Lachesis

0388 - Fate

They’re had been three of them, once. The Moirai Sisters. Each of them controlling one of the three branches of Destiny.

Clotho, the spinner, had gone first. She’d woven herself into her own tapestry, preferring to end her days surrounded by a portrait of hope. As beings with immortal blood, she was technically still alive, and sometimes, it seemed, her voice could still be heard: Pluck that thread, Sister. Tweak that rune. That woman deserves some luck. That man is evil, make him feel the pain he caused to others.

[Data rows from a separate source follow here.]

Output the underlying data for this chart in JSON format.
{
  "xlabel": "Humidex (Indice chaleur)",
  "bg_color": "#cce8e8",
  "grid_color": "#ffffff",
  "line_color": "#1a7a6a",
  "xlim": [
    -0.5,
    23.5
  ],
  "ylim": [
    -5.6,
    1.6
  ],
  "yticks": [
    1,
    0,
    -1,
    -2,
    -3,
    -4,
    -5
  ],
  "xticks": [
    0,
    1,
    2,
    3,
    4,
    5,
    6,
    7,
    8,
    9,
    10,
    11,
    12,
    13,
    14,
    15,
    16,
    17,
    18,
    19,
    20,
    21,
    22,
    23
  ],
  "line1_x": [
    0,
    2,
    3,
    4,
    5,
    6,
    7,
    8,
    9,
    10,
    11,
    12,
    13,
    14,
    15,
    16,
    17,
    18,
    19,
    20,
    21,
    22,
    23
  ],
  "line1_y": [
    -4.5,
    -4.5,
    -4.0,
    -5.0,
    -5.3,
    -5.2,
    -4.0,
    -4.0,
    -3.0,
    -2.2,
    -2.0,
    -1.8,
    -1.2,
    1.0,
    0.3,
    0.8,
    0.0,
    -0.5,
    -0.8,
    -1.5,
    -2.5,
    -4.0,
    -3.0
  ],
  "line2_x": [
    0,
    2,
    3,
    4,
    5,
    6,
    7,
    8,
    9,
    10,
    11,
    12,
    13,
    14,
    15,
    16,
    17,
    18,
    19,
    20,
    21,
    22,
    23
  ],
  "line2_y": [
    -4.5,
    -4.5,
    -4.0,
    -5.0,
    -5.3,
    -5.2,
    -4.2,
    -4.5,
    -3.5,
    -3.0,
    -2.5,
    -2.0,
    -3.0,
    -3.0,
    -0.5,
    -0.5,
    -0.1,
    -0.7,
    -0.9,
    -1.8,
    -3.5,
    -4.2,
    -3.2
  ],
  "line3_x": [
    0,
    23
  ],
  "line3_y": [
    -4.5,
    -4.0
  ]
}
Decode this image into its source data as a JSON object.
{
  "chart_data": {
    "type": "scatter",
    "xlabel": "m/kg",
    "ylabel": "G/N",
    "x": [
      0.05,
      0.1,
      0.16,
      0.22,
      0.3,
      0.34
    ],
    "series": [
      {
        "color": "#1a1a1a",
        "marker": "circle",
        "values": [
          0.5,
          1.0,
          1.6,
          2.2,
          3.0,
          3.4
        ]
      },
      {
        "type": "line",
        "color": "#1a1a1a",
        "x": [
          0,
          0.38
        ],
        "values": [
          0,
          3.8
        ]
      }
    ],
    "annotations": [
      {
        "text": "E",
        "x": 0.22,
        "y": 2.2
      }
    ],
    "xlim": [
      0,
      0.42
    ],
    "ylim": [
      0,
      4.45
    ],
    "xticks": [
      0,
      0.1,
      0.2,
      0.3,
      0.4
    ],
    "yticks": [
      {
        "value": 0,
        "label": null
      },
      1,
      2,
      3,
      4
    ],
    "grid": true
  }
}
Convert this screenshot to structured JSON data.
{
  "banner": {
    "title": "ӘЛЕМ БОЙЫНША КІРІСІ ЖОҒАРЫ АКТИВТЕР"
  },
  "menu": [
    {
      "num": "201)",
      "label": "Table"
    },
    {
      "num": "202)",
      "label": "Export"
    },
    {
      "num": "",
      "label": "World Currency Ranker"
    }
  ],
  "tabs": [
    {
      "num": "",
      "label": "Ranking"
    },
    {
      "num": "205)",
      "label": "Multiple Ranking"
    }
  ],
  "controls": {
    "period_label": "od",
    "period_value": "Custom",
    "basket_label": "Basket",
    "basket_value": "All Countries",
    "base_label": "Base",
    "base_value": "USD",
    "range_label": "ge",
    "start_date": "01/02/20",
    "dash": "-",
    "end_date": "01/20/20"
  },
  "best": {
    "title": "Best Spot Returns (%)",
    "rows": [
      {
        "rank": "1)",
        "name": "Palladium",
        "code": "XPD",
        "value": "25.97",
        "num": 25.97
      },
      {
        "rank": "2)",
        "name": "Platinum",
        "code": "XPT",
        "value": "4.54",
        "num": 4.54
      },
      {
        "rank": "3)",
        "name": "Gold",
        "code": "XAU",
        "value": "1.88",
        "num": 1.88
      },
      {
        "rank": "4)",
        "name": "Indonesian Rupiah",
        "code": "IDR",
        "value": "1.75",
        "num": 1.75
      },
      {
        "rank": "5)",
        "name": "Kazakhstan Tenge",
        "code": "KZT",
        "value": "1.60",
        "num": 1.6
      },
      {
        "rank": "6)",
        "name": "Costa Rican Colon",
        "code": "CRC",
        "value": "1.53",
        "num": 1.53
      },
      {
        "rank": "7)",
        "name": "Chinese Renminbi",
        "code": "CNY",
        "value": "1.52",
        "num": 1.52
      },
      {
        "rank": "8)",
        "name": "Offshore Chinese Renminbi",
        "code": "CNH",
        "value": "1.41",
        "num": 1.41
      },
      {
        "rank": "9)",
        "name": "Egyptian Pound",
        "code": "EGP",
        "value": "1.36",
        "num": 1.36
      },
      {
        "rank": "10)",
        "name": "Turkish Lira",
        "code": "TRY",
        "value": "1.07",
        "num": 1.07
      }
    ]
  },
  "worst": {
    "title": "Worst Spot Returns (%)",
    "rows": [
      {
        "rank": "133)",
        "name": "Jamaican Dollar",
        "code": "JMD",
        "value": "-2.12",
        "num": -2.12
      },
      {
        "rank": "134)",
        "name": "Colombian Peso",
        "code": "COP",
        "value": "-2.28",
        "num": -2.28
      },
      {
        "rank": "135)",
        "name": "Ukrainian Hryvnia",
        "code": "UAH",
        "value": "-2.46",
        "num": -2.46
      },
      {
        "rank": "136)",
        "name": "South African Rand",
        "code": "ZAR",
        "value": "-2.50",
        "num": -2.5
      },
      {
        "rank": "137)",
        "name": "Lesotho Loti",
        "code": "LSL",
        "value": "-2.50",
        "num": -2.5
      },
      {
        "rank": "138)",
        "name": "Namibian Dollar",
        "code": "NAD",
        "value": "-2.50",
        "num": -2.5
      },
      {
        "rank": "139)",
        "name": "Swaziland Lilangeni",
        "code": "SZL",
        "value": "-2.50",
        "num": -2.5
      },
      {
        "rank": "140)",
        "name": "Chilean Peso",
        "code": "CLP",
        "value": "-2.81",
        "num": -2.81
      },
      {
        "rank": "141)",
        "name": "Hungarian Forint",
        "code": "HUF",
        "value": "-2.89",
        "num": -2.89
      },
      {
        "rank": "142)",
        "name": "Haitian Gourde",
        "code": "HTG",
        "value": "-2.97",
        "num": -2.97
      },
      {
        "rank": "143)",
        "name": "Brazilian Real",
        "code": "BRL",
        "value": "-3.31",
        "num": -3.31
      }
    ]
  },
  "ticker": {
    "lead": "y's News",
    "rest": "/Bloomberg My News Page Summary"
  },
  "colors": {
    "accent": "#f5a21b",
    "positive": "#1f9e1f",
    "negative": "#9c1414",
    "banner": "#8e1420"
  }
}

Atropos, the immutable one, went next. She had been in charge of clipping the threads to end lives, and it had gone to her head and bruised her heart beyond repair. Too many children, she said, haven’t been allotted adulthood. Too many rapists and murderers were given long lives. She’d cut her own thread, in the end. Lachesis never even knew where she found the scissors.

But, just as her sisters had never blamed her for doing her job as the allotter, Lach (their father had given her the nickname) had never resented them for leaving her alone.

She’d had to change her methods, though. Doing the work of three with the skills of one necessitated the alteration. Where the Sisters had spun threads, woven lives, and snipped the ends as the colors faded, Lachesis had conjured a sort of runic tickertape machine.

Rolls of paper, made from Potential, inked with Hopes and Plans and Dreams, gave her updates on every life that came into being. She was no longer allotting, but allowing. She read the scrolling symbols and made decisions: this person would have a long life, with many meters of paper, and this one would have their scroll ripped off mid-word.

It was hard work. It was constant. It would never end, until she chose to let the ink of her own life run dry.

But for now, Lachesis let meter after meter of ink and paper run through her calloused fingers, and sent a prayer to the gods in memory of her sisters.